We also have regard to the Computer Crimes Act, No. 24 of 2007 and the Electronic Transactions Act, No. 19 of 2006 of Sri Lanka, which criminalise unauthorised access to, or interference with, computer systems and data, and give legal recognition to electronic records and signatures used on the Portal.
12. Children’s Privacy
The Portal is intended for use by enrolled NSBM students. If you are under 18, processing of your data is carried out under the university’s enrolment agreement, which may involve parental or guardian consent as collected during the admission process.

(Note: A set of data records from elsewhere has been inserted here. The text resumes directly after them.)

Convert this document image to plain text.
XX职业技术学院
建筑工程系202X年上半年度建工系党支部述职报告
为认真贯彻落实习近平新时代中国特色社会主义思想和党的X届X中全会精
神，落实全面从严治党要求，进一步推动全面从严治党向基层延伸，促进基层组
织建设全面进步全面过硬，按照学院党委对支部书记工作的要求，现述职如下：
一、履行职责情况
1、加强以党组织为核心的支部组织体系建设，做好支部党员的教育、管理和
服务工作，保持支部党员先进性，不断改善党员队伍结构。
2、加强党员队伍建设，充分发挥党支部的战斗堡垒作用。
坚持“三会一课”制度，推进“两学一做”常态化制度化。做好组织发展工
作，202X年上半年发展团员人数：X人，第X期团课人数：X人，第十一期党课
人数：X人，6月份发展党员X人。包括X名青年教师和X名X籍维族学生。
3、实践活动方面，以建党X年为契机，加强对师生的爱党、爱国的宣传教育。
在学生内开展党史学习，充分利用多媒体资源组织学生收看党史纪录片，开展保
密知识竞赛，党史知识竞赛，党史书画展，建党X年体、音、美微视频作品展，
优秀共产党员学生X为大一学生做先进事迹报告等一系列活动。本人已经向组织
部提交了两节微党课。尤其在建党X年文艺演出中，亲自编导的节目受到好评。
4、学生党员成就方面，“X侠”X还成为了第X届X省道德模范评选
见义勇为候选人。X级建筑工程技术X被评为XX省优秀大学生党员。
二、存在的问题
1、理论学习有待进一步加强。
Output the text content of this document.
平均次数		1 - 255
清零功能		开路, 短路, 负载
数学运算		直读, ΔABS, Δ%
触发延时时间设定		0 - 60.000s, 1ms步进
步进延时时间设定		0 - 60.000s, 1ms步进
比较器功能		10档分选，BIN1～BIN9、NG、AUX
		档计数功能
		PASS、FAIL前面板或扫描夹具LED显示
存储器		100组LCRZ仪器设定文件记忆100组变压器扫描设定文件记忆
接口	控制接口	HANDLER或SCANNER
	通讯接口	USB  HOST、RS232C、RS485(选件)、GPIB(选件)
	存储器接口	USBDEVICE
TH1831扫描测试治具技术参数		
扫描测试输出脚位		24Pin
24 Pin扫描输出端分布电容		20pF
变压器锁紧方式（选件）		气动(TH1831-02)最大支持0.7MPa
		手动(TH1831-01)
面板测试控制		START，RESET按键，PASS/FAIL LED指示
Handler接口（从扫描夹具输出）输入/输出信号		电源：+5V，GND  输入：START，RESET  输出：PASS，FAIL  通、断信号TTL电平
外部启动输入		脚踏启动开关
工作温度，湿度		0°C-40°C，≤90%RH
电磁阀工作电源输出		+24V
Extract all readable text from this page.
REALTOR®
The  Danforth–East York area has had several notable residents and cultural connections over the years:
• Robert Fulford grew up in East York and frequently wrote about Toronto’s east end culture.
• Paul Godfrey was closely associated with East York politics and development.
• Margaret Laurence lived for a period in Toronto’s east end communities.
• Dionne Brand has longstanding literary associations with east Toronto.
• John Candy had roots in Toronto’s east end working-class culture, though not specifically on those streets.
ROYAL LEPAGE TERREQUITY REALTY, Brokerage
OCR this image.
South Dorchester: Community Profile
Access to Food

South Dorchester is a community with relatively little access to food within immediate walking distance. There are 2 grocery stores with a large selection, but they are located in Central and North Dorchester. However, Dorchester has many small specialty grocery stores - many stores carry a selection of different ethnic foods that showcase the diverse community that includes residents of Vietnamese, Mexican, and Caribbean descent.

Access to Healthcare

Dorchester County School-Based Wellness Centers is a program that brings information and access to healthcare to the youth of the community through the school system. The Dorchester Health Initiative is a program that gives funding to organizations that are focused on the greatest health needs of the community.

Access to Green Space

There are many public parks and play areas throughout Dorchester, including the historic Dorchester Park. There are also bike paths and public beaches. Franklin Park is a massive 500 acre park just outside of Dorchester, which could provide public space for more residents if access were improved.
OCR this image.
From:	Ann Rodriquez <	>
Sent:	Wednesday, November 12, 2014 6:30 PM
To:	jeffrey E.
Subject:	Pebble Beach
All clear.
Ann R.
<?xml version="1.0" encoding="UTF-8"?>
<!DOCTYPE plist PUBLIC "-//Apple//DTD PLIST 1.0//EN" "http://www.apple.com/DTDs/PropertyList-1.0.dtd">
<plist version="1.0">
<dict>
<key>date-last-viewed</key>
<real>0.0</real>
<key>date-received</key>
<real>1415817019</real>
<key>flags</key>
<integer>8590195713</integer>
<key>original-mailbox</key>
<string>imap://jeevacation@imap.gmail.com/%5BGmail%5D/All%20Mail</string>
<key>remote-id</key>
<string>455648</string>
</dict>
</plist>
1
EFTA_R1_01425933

13. Changes to This Policy
We may update this Privacy Policy from time to time, including to reflect new Portal features. We will notify you of material changes by updating the “Last updated” date at the top of this page. Continued use of the Portal after changes are posted constitutes your acceptance of the revised Policy.
14. Governing Law
This Privacy Policy is governed by and construed in accordance with the laws of the Democratic Socialist Republic of Sri Lanka, including the Personal Data Protection Act, No. 9 of 2022, the Computer Crimes Act, No. 24 of 2007, the Electronic Transactions Act, No. 19 of 2006, and any regulations made thereunder.
15. Your Consent
By creating an account, logging in, or otherwise accessing or using the Portal or any of its features (including GreenMate, push notifications, feedback, the QR scanner, or Gym & Pool), you confirm that you have read and understood this Privacy Policy and you agree to the collection, use, storage, and disclosure of your personal data as described in it, and to our Terms & Conditions.